Marichchikkaddi parades structures dedicated neither to religion nor dissipation. But the bazaar-like alleys branching from the thoroughfares of the Cadjan City purvey many things not obtrusively obvious to the British official. Whatever his faith, the disciple of the pearl may solitarily prostrate himself beneath a convenient palm-tree, with face turned toward Mecca, or on the sea-front indulge the devotions stamping him a Hindu of merit.
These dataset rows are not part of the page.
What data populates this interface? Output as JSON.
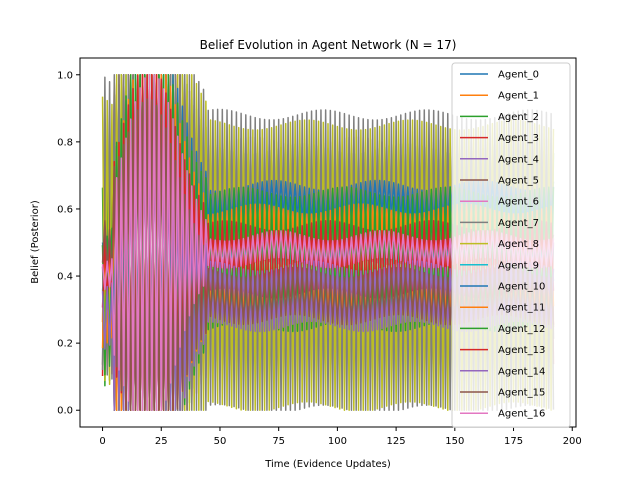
{
  "chart_data": {
    "type": "line",
    "title": "Belief Evolution in Agent Network (N = 17)",
    "xlabel": "Time (Evidence Updates)",
    "ylabel": "Belief (Posterior)",
    "xlim": [
      -9.6,
      201.6
    ],
    "ylim": [
      -0.05,
      1.05
    ],
    "xticks": [
      0,
      25,
      50,
      75,
      100,
      125,
      150,
      175,
      200
    ],
    "yticks": [
      0.0,
      0.2,
      0.4,
      0.6,
      0.8,
      1.0
    ],
    "xtick_labels": [
      "0",
      "25",
      "50",
      "75",
      "100",
      "125",
      "150",
      "175",
      "200"
    ],
    "ytick_labels": [
      "0.0",
      "0.2",
      "0.4",
      "0.6",
      "0.8",
      "1.0"
    ],
    "grid": false,
    "legend_position": "top-right",
    "x_max": 192,
    "series": [
      {
        "name": "Agent_0",
        "color": "#1f77b4",
        "start": 0.45,
        "center": 0.62,
        "amplitude": 0.05
      },
      {
        "name": "Agent_1",
        "color": "#ff7f0e",
        "start": 0.5,
        "center": 0.5,
        "amplitude": 0.25
      },
      {
        "name": "Agent_2",
        "color": "#2ca02c",
        "start": 0.35,
        "center": 0.48,
        "amplitude": 0.3
      },
      {
        "name": "Agent_3",
        "color": "#d62728",
        "start": 0.4,
        "center": 0.45,
        "amplitude": 0.3
      },
      {
        "name": "Agent_4",
        "color": "#9467bd",
        "start": 0.3,
        "center": 0.36,
        "amplitude": 0.14
      },
      {
        "name": "Agent_5",
        "color": "#8c564b",
        "start": 0.45,
        "center": 0.5,
        "amplitude": 0.3
      },
      {
        "name": "Agent_6",
        "color": "#e377c2",
        "start": 0.4,
        "center": 0.48,
        "amplitude": 0.03
      },
      {
        "name": "Agent_7",
        "color": "#7f7f7f",
        "start": 0.55,
        "center": 0.44,
        "amplitude": 0.44
      },
      {
        "name": "Agent_8",
        "color": "#bcbd22",
        "start": 0.5,
        "center": 0.43,
        "amplitude": 0.42
      },
      {
        "name": "Agent_9",
        "color": "#17becf",
        "start": 0.4,
        "center": 0.45,
        "amplitude": 0.05
      },
      {
        "name": "Agent_10",
        "color": "#1f77b4",
        "start": 0.45,
        "center": 0.62,
        "amplitude": 0.05
      },
      {
        "name": "Agent_11",
        "color": "#ff7f0e",
        "start": 0.35,
        "center": 0.45,
        "amplitude": 0.15
      },
      {
        "name": "Agent_12",
        "color": "#2ca02c",
        "start": 0.3,
        "center": 0.45,
        "amplitude": 0.2
      },
      {
        "name": "Agent_13",
        "color": "#d62728",
        "start": 0.4,
        "center": 0.45,
        "amplitude": 0.1
      },
      {
        "name": "Agent_14",
        "color": "#9467bd",
        "start": 0.25,
        "center": 0.34,
        "amplitude": 0.09
      },
      {
        "name": "Agent_15",
        "color": "#8c564b",
        "start": 0.5,
        "center": 0.34,
        "amplitude": 0.07
      },
      {
        "name": "Agent_16",
        "color": "#e377c2",
        "start": 0.4,
        "center": 0.48,
        "amplitude": 0.04
      }
    ]
  }
}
In an administrative sense the important building is the "Kachcherie"--mayor's office and superintendent's headquarters in one; but the structure of material interest is the "kottu," wherein every sackful of oysters taken from the boats is counted and apportioned between the government and the divers. It is a parallelogram enclosure of two or three acres in area, fenced with bamboo palings, and roofed here and there to protect the coolies from the sun. For convenience, one end is as near the sea as prudence will admit; and the other, the official end, where accountants and armed guards are in command, is not far from the governmental offices. A system perfected by years of experience makes thieving within the kottu virtually impossible, and the clerks who record the count of oysters, and issue them upon official order, might safely conduct a bankers' clearinghouse. On occasions they handle without error more than three million oysters in a day.